L’orologio con i Re Magi , ha un meccanismo che serviva ( verbo declinato al passato, dato l’uso odierna della tecnologia) ai marinai veneziani per conoscere il momento migliore per salpare, in base ai mesi, alle fasi della Luna e alle maree favorevoli.
Venezia come Genova, come Trieste, … città di mare, dello scambio commerciale marino, dei viaggi verso terre conosciute o ancora da conoscere, come appunto (ritornando al discorso iniziale) verso i nuovi Continenti.

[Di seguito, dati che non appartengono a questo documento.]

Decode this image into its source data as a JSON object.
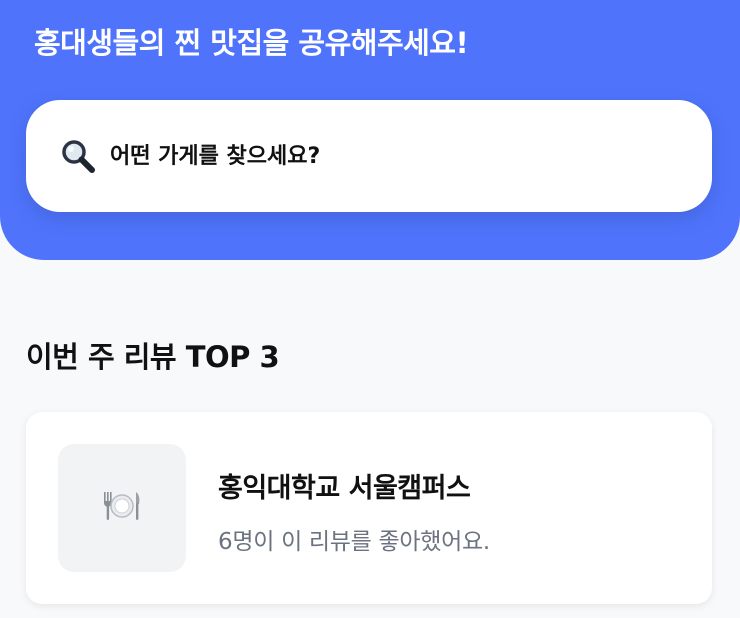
{
  "header": {
    "title": "홍대생들의 찐 맛집을 공유해주세요!",
    "background_color": "#4f74fb"
  },
  "search": {
    "icon": "magnifying-glass-icon",
    "placeholder": "어떤 가게를 찾으세요?"
  },
  "top_reviews": {
    "section_title": "이번 주 리뷰 TOP 3",
    "items": [
      {
        "thumbnail_icon": "plate-utensils-icon",
        "name": "홍익대학교 서울캠퍼스",
        "likes_text": "6명이 이 리뷰를 좋아했어요."
      }
    ]
  }
}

Ritornando ai nostri Re Magi, se fino al 1400 se ne conoscevano tre, Europa, Asia e Africa, di lì a poco è arrivata, pardon, sono arrivate le Americhe e allora, giusto giusto a Trieste nella centralissima e meravigliosa Piazza Unità d’Italia c’è la Fontana dei quattro Continenti!
Circondate da rocce (rappresentano il Carso) e da pacchi, botti e tutto ciò che viene stivato in una nave, vi presento …
Europa …
Asia …
Africa …
e America!
Conoscete Trieste? Ci siete mai stati? E’ un insieme “storico” di culture, religioni, lingue, storia, natura.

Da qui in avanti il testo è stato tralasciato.